Subcategorization Acquisition as an Evaluation Method for WSD
Task Description
This task involves evaluating word sense disambiguation (WSD) systems
in the context of automatic subcategorization acquisition. We have
shown in our previous work that accurate WSD can improve the
performance of a verbal subcategorization acquisition system (Preiss
and Korhonen 2002, Preiss et al. 2002). When the corpus data is
disambiguated accurately, the system uses correct sets of probability
estimates for the acquisition process. This yields a more accurate
subcategorization lexicon than the first sense heuristics (i.e.
assuming the most frequent sense for all the corpus instances, and
using only a single set of probability estimates for the acquisition
process).
Our task will restrict to a set of 29 verbs. These are "hard" verbs:
high in frequency and with multiple senses. The participants will be
given the list of verbs in advance to allow a training phase (no
training data will be made available). We will provide the test
corpus. This will contain around 1000 instances of each verb, which
the participants will be expected to annotate with WordNet 1.7.1
senses.
The participant's answers will be submitted in a standardized format
to us (the format specification, identical to the other English tasks,
can be found here). After
receiving the sense annotated data, we will map the detected WordNet
senses to our senses, which are based on broad Levin style verb
classes (Levin, 1993). Levin's notion of a sense is fairly broad but
adequate enough for our purposes.
We will feed the sense annotated data from each system to Anna
Korhonen's subcategorization acquisition software. The more accurate
the sense annotation is, the more comprehensive the probability
estimates are used in the acquisition process, and the more accurate
we can expect the acquired subcategoriation frames to be. The
acquired frames will be evaluated against manually obtained gold
standard frames, which will yield a ranking of the WSD systems.
Training/Test Data
No training data will be provided. Testing data will consist of up to
1000 sentences for each chosen verb. These sentences will be drawn
from the same corpus as is used for the creation of the gold standard.
Evaluation Methodology
Evaluation will consist of mapping the submitted WordNet 1.7.1 answers
to Levin senses, and generating a set of subcategorization frames for
each verb from each system.

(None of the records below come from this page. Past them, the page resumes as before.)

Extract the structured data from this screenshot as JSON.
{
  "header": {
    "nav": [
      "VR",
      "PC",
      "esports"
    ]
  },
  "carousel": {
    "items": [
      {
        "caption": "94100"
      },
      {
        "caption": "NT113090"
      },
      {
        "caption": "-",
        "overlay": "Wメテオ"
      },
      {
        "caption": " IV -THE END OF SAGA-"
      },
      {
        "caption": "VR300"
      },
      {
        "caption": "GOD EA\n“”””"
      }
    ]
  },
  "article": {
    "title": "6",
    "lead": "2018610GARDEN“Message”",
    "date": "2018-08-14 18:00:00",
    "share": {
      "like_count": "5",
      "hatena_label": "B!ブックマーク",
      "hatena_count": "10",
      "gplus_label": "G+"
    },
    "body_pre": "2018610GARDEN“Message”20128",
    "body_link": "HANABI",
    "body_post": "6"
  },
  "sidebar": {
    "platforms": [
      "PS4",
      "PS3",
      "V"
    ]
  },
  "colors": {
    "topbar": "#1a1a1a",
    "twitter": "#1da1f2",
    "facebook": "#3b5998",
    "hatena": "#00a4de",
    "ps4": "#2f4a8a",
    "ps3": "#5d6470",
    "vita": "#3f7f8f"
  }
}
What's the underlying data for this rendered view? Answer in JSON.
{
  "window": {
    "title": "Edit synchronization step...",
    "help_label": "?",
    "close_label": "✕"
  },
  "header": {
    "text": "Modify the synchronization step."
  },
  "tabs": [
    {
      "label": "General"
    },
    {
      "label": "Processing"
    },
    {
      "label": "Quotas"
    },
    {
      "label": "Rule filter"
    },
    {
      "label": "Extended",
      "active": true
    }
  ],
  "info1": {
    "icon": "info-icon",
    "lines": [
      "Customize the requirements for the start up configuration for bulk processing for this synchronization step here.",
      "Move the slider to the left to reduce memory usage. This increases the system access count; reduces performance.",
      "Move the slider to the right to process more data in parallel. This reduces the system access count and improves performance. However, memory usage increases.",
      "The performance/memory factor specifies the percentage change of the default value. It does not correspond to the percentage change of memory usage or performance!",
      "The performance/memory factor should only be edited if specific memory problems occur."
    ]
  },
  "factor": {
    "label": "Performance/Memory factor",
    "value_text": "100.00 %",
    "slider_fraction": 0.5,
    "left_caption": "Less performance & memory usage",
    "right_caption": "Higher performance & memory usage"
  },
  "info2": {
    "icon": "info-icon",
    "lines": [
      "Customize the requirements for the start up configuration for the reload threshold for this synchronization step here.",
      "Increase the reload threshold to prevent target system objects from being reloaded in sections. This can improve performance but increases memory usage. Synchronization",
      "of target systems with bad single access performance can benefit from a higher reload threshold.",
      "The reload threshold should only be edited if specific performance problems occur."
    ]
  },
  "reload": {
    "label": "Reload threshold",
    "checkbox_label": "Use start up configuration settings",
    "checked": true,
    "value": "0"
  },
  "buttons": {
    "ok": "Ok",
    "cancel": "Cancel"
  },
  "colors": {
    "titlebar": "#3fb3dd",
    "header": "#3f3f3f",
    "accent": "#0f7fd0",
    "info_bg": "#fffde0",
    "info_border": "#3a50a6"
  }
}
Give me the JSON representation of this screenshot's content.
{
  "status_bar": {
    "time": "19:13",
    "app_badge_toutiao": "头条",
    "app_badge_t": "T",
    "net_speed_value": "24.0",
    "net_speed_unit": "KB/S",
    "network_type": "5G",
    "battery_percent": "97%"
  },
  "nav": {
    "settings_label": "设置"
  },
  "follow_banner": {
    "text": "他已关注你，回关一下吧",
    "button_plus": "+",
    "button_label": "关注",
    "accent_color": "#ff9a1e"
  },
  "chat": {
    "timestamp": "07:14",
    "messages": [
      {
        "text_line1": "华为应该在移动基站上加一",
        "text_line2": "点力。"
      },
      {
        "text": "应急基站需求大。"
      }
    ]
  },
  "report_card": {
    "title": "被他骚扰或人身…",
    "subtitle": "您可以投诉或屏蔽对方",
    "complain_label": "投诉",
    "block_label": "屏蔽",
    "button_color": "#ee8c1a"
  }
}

It will not be possible to evaluate
systems if too few instances are annotated. The acquired
subcategorization frame distributions will be evaluated against gold
standard distributions created previously (by Anna Korhonen). Using
the method described in Korhonen (2002), we will generate a ranking of
the submitted WSD systems.
Resources
No subcategorization acquisition resources directly made available to
participants. The test corpus can be obtained from the Senseval site, the list of verbs used in this task is available
through this site. Please let us know if there are any problems with
either of these.
Bibliography:
- Levin B. 1993. English Verb Classes and Alternations. Chicago
University Press.
- Korhonen. A. 2002. Subcategorization Acquisition. PhD
thesis. University of Cambridge.
- Preiss J. and A. Korhonen. 2002. Improving Subcategorization
Acquisition with WSD. In Proceedings of the ACL Workshop on Word Sense
Disambiguation: Recent Successes and Future Directions.
- Preiss J., A. Korhonen and E. Briscoe. 2002. Subcategorization
Acquisition as an Evaluation Method for WSD. In Proceedings of LREC.